Furthermore, significant alterations were observed in other oral fungi, such as Peniophora incarnata, Purpureocillium lilacinum, and Trichosporon asahii, in the oral cavity of SZ patients. These species can be classified within the Malassezia mycotype, which is associated with systemic inflammation. Similar to Malassezia, increased abundance of Purpureocillium lilacinum and Trichosporon asahii also correlated positively with the pro-inflammatory cytokines and chemokines. Yuan et al. found that an increased abundance of gut Purpureocillium was associated with more severe psychiatric symptoms and poorer cognitive function in SZ patients, marking it as a key SZ-associated marker [62]. Gao et al. demonstrated that the expansion of opportunistic gut fungi Trichosporon may promote colorectal cancer progression [63]. Unlike the well-studied fungi Candia and Malassezia in the oral mycobiota, these less common species have not been thoroughly investigated for their roles in oral and systemic diseases such as SZ. This gap in research is primarily due to the challenges involved in successfully culturing them from samples. These fungi exist in low abundance and varying frequencies, posing challenges for their detection and isolation in the oral cavity. Additionally, each species may have specific growth requirements that are hard to replicate in laboratory settings. Despite these obstacles, understanding the contributions of these lesser-known fungi is crucial, as they may play significant roles in both oral and systemic health. Recent advancements in culturomics offer promise in overcoming the limitations of conventional cultivation methods, facilitating more thorough research into difficult-to-culture oral fungi. These innovations enhance our understanding of microbial ecosystems within the oral cavity. Integrating omics techniques, such as metagenomics and metabolomics, allows for a more comprehensive exploration of these species. Such approaches hold great potential for future studies aimed at uncovering the full spectrum of oral fungal communities and their effects on human health, including possible implications for conditions like SZ.

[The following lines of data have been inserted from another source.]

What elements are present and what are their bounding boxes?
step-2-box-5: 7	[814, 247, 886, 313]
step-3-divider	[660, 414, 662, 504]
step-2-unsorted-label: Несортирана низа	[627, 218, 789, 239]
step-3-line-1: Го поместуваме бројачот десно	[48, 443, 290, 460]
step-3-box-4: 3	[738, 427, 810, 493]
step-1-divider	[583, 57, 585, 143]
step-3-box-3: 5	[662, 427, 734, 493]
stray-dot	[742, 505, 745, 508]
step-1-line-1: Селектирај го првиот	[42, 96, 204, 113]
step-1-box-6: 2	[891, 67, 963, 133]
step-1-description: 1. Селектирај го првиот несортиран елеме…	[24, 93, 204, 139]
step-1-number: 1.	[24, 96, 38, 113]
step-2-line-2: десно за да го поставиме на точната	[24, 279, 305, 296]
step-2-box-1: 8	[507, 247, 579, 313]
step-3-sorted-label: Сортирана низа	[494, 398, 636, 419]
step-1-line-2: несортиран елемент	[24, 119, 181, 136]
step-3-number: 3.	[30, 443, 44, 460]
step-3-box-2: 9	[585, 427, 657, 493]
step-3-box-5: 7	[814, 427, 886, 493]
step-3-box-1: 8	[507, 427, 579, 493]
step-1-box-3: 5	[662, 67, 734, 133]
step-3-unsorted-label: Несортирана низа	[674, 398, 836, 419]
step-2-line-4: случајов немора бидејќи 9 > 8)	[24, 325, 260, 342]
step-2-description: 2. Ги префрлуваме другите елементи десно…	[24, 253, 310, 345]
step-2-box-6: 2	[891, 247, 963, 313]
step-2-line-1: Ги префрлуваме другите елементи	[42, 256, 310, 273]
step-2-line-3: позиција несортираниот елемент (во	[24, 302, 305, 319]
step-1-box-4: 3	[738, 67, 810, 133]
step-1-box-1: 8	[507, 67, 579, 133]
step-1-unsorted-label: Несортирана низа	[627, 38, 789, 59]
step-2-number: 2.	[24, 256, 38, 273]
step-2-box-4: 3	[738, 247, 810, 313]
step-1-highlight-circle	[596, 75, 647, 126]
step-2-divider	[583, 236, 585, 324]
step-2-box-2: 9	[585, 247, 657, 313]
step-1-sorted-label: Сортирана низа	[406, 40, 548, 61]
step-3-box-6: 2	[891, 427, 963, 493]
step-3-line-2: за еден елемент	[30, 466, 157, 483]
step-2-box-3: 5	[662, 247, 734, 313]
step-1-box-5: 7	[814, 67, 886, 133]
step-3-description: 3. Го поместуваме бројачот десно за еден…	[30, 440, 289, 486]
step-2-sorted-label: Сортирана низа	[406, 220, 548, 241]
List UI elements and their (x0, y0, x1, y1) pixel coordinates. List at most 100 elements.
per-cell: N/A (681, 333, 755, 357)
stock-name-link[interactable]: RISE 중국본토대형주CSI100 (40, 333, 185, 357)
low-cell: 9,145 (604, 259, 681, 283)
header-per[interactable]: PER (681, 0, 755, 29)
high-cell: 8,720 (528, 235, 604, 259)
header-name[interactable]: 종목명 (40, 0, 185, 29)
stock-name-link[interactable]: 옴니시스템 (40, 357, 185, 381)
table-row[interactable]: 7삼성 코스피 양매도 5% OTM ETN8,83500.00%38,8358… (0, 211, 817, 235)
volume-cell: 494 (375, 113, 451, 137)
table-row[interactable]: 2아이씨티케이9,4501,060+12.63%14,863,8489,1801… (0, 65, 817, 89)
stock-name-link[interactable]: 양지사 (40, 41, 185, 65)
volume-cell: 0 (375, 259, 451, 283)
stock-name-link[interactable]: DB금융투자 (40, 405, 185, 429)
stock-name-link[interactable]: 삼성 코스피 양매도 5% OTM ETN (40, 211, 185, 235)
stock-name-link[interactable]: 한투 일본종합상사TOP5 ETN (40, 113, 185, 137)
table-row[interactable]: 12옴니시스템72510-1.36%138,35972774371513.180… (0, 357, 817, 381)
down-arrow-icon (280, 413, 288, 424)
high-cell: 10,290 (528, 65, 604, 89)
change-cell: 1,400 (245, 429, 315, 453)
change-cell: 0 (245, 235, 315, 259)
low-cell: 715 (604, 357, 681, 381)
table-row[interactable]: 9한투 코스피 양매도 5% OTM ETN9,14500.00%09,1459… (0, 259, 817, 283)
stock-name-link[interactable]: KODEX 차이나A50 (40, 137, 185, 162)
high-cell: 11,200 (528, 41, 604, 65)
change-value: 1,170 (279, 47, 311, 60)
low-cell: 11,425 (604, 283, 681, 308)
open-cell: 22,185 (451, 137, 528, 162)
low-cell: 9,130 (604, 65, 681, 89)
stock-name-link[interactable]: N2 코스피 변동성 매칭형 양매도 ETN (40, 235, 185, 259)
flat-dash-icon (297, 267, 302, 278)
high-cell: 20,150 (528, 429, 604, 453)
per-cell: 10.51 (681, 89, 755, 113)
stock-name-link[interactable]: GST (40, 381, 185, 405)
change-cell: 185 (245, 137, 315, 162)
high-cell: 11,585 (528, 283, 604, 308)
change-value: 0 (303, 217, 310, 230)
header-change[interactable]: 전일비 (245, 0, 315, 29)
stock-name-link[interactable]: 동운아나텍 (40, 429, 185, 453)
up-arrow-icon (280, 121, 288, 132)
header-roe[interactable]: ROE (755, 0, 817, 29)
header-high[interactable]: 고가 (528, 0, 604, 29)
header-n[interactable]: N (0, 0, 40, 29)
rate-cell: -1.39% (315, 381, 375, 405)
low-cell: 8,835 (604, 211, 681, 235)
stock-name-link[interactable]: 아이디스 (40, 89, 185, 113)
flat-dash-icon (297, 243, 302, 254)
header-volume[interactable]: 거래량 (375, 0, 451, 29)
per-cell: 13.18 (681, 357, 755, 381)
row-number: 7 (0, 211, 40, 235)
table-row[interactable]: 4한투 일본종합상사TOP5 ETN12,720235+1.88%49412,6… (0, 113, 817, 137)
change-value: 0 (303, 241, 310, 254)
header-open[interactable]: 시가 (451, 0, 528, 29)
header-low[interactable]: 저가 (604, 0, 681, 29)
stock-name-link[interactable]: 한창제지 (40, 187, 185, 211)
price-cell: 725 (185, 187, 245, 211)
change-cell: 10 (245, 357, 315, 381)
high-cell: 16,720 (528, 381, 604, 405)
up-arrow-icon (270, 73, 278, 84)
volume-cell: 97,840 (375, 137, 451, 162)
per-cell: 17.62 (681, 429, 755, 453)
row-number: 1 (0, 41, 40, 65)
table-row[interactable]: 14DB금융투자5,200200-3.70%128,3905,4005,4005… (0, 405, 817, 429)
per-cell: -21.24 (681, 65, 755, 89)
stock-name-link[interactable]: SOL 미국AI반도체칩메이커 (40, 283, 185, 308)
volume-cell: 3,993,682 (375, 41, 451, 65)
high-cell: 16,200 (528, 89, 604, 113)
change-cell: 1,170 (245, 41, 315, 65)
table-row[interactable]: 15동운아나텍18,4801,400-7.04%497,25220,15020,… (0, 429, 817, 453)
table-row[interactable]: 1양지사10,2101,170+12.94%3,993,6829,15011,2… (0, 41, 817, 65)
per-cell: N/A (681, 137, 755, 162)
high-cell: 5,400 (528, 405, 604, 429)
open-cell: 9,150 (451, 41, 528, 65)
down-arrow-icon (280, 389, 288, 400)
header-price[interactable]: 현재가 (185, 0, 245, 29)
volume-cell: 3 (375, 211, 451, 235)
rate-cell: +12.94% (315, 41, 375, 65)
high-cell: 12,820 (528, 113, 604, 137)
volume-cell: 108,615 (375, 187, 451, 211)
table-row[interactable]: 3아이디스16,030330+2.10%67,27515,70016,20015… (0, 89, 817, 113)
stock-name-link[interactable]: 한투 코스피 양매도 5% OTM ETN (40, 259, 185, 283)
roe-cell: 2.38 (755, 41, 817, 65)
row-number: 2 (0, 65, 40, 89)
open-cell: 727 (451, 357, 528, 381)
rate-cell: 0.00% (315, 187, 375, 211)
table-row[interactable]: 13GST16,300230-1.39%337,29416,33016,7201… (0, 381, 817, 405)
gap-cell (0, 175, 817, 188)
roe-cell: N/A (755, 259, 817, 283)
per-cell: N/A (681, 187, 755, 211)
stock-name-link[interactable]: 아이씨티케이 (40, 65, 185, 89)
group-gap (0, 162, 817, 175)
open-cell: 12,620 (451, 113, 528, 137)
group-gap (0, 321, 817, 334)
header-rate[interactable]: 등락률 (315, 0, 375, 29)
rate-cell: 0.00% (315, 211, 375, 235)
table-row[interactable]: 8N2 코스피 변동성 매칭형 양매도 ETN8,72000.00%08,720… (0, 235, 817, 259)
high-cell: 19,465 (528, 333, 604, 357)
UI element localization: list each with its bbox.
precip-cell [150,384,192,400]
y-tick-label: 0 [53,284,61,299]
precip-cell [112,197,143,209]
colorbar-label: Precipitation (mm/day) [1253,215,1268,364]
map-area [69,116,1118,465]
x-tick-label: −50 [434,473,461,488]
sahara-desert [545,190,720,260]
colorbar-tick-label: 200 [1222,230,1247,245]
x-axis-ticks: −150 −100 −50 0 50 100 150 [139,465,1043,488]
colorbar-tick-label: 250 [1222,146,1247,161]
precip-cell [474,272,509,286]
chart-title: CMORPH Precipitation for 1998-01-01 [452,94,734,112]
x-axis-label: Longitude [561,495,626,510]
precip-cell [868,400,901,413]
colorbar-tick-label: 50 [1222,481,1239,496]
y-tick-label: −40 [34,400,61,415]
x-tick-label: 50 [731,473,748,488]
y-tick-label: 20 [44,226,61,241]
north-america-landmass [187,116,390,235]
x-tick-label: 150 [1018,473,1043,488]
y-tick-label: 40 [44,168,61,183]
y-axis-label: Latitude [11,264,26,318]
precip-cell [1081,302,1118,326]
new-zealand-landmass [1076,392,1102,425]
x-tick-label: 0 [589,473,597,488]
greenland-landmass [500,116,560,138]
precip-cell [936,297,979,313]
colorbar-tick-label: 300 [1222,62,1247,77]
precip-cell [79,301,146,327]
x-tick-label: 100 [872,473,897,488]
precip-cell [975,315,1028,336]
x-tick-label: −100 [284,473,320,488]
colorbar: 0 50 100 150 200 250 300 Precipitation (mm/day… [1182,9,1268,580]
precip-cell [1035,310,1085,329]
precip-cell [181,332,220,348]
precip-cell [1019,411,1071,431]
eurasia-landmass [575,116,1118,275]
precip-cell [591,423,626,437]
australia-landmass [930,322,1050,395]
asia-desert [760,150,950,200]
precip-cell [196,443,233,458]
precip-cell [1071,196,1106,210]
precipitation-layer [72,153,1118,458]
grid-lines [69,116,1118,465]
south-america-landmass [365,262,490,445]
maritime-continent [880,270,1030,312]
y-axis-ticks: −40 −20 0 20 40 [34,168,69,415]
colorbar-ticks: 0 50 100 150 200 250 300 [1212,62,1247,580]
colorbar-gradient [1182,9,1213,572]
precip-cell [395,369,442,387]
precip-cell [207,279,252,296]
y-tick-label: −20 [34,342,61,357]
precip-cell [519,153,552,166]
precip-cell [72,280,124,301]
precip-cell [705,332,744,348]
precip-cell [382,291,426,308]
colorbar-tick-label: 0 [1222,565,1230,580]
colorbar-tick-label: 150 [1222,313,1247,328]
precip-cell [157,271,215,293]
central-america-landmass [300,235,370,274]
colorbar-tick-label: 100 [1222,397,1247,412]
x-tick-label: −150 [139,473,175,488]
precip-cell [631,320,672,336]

However, our study has several limitations. First, as a cross-sectional case-control study, it only identifies potential correlations between oral fungi and SZ. Larger-scale prospective longitudinal cohort studies or intervention studies are needed to establish causality for these key functional fungi in SZ. Second, we did not investigate the interactions between oral fungi and bacteria, which could provide valuable insights into the role of fungi within the oral ecosystem of individuals with SZ. Thirdly, our study did not consider potential confounding factors such as diet, oral hygiene practices, or medications, which may influence fungal composition in the oral cavity and contribute to the observed correlations with SZ. Lastly, our focus on Chinese participants limits the generalizability of our findings to other demographics and geographic regions. Future research should address these limitations to enhance our understanding of the relationship between oral fungi and SZ.

Taken together, we have demonstrated for the first time the presence of altered oral fungal communities and systemic immune dysfunction in Chinese SZ patients compared to HCs. We identified two distinct mycotypes: Candida mycotype and Malassezia mycotype, which could serve as biomarkers for SZ. Notably, Malassezia mycotype was positively correlated with peripheral pro-inflammatory cytokines, whereas Candida mycotype showed a negative correlation with these cytokines, suggesting that oral fungi may play a significant role in the pathogenesis of SZ. Further study is warranted to investigate to explore the specific roles and mechanisms of these key functional oral fungi in SZ, their interactions with oral bacteria in the oral ecosystem, and their potential therapeutic implications for SZ treatment.